Либеральные взгляды в России начала XX века отличались от либерализма в его ультрарадикальной оболочке, в которой он навязывался российскому обществу в ельцинские времена. Неолибералы пытались апеллировать к «классическому» либерализму с целью затемнить русофобскую, разрушительную, паразитарную суть своих взглядов. Эти попытки обманули не многих. Большинство думающих людей «прочитало» неолиберализм как антигуманную и пошлую имитацию свободы.

Если говорить объективно, и дооктябрьский либерализм был неоднозначным явлением: среди либералов были масоны, идейные западники, догматики-атеисты, но были и деятели земского движения, почвенники, настоящие патриоты России, не склонные бездумно подражать Западу. Один из основателей кадетской партии Пётр Струве призывал уважать русские традиции: «России важно, чтобы ты чтил величие её прошлого, требовал величия её будущего. Святынями творилась и поддерживалась Россия как живая соборная личность и как духовная сила. Ими, их духом и их мощью мы только и можем возродить Россию. В этом смысле прошлое России и есть залог её будущего». Такую же идейную позицию занимал и Вернадский.

По уставным документам кадетская партия называлась партией народной свободы, но полного единства в трактовке свободы у кадетов не было. Струве и Вернадский говорили в первую очередь о свободе духа, свободе мысли, свободе творчества. Вернадский многократно повторял, что без свободы мысли не может быть ни научного творчества, ни самой науки. Вряд ли кому-то под силу опровергнуть эту очевидную данность.

Но среди кадетов были и те, кто фетишизировал понятие «свобода» или, трактуя его слишком широко, делал его аморфным и неопределённым. Кое-кто верил, что стоит лишь провозгласить гражданские свободы, как тут же наступит эра всеобщего благоденствия. Не удивительно, что политические декларации кадетов принимали отпечаток интеллигентского прекраснодушия и отторгались народной массой, оценивавшей всё с позиций реализма и практической пользы.
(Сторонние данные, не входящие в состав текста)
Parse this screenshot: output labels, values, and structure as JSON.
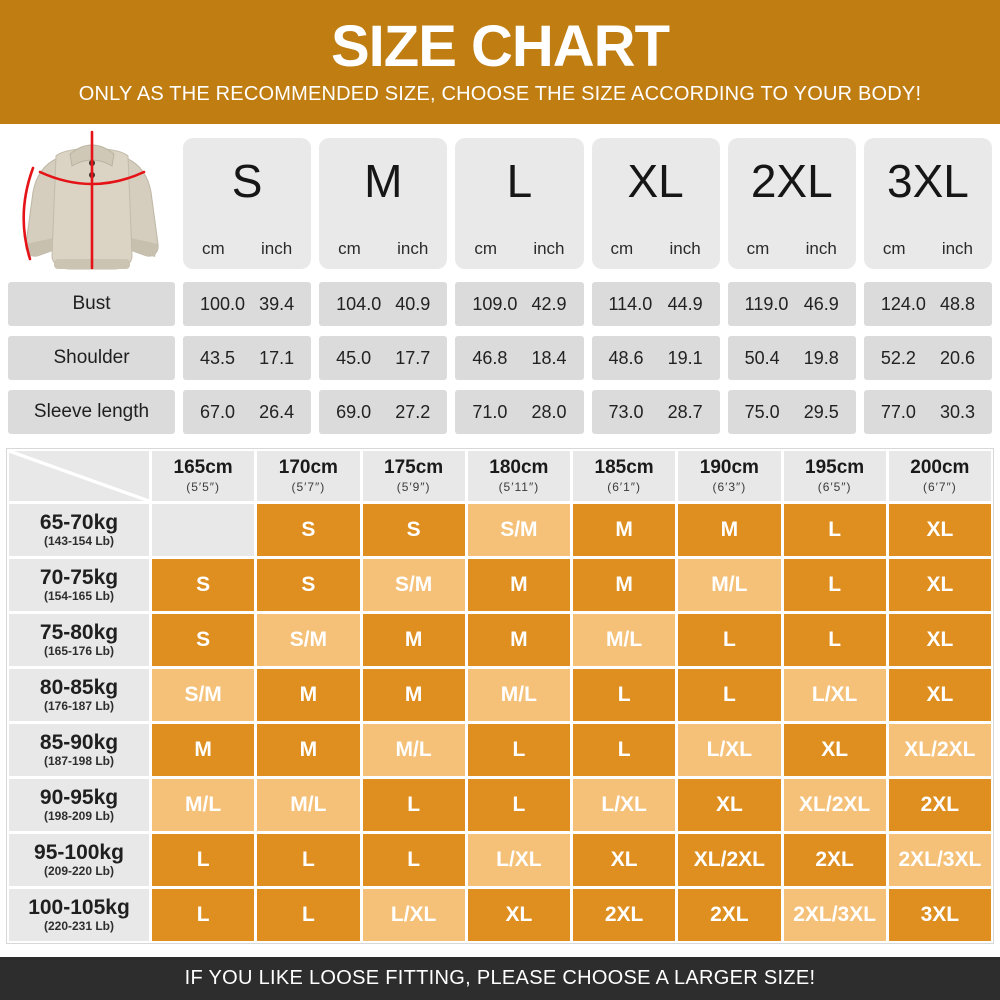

Ленина кадетские речи о свободе ужасно раздражали. Она вообще не вписывалась в его теоретическую схему. Вождь писал, что в человеческой истории нет никакой свободы, а есть «осознанная необходимость», «непреложные законы истории», полностью подчиняющие себе всю деятельность людей.

Кадеты оказались антагонистами ленинцев и в вопросе о войне. Лидер кадетов Павел Милюков хотел, чтобы Россия, сохранив союзнические обязательства перед Антантой, довела войну против немцев и турок до победы и в качестве «приза» получила Галицию и Константинополь. Понятно, как к этой позиции относился Ленин, нацеленный на заключение сепаратного мира с немцами и турками. 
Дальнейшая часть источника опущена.